"Henny Penny Harridan', today's piece by Maureen Dowd in the NY Times, is demonstrative of an unattractive little corner of Ms. Dowd's mind. Luckily the vast majority of the landscape of her brain is wondrous; it's only when she has to deal with women in power that the purple loose-strife and the fragmiaties become invasive.
Much of her piece today is correct. Sen. Clinton is in a difficult predicament in triangulating her position on the war in Iraq. By why is it necessary to use words like "harridan", and "henny penny?" Dowd asserts that the need for Rumsfeld to leave is obvious to all but W. and Cheney - so why compare Clinton's articulation of this fact to the "Queen of Hearts, delivering her climatic demand for his head."
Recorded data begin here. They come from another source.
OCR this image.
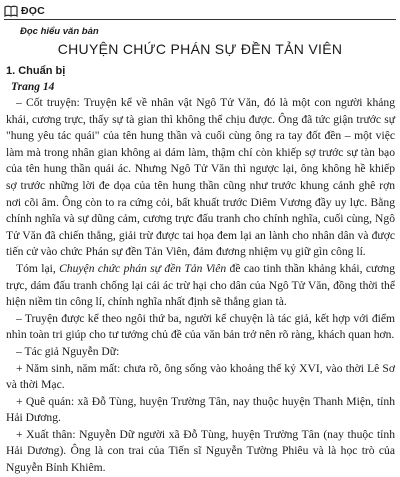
ĐỌC
Đọc hiểu văn bản
CHUYỆN CHỨC PHÁN SỰ ĐỀN TẢN VIÊN
1. Chuẩn bị
Trang 14

– Cốt truyện: Truyện kể về nhân vật Ngô Tử Văn, đó là một con người khảng khái, cương trực, thấy sự tà gian thì không thể chịu được. Ông đã tức giận trước sự "hung yêu tác quái" của tên hung thần và cuối cùng ông ra tay đốt đền – một việc làm mà trong nhân gian không ai dám làm, thậm chí còn khiếp sợ trước sự tàn bạo của tên hung thần quái ác. Nhưng Ngô Tử Văn thì ngược lại, ông không hề khiếp sợ trước những lời đe dọa của tên hung thần cũng như trước khung cảnh ghê rợn nơi cõi âm. Ông còn to ra cứng cỏi, bất khuất trước Diêm Vương đầy uy lực. Bằng chính nghĩa và sự dũng cảm, cương trực đấu tranh cho chính nghĩa, cuối cùng, Ngô Tử Văn đã chiến thắng, giải trừ được tai họa đem lại an lành cho nhân dân và được tiến cử vào chức Phán sự đền Tản Viên, đảm đương nhiệm vụ giữ gìn công lí.

Tóm lại, Chuyện chức phán sự đền Tản Viên đề cao tinh thần khảng khái, cương trực, dám đấu tranh chống lại cái ác trừ hại cho dân của Ngô Tử Văn, đồng thời thể hiện niềm tin công lí, chính nghĩa nhất định sẽ thắng gian tà.

– Truyện được kể theo ngôi thứ ba, người kể chuyện là tác giả, kết hợp với điểm nhìn toàn tri giúp cho tư tưởng chủ đề của văn bản trở nên rõ ràng, khách quan hơn.

– Tác giả Nguyễn Dữ:

+ Năm sinh, năm mất: chưa rõ, ông sống vào khoảng thế kỷ XVI, vào thời Lê Sơ và thời Mạc.

+ Quê quán: xã Đỗ Tùng, huyện Trường Tân, nay thuộc huyện Thanh Miện, tỉnh Hải Dương.

+ Xuất thân: Nguyễn Dữ người xã Đỗ Tùng, huyện Trường Tân (nay thuộc tỉnh Hải Dương). Ông là con trai của Tiến sĩ Nguyễn Tường Phiêu và là học trò của Nguyễn Bỉnh Khiêm.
The fact that Sen. Clinton's position on whether or not we should got to war in Iraq was the wrong one, does not make Rumsfeld's gross incompetence irrelevant. Clinton was right to insist on Rumsfeld's appearance before the committee, and she was right to lambaste him for his pathetic performance as Secretary of Defense. I have no problem with Dowd's delight in mocking Sen Clinton, even though she was more forceful than any other committee member in calling attention to the failures of this administration.
My problem is that Dowd chose a moment when Clinton was doing the right thing to make fun of her, thus taking the chance that the mockery of the person would be mixed up with the mocking of the person's position. Using sexist stereotypes only muddles the mix further.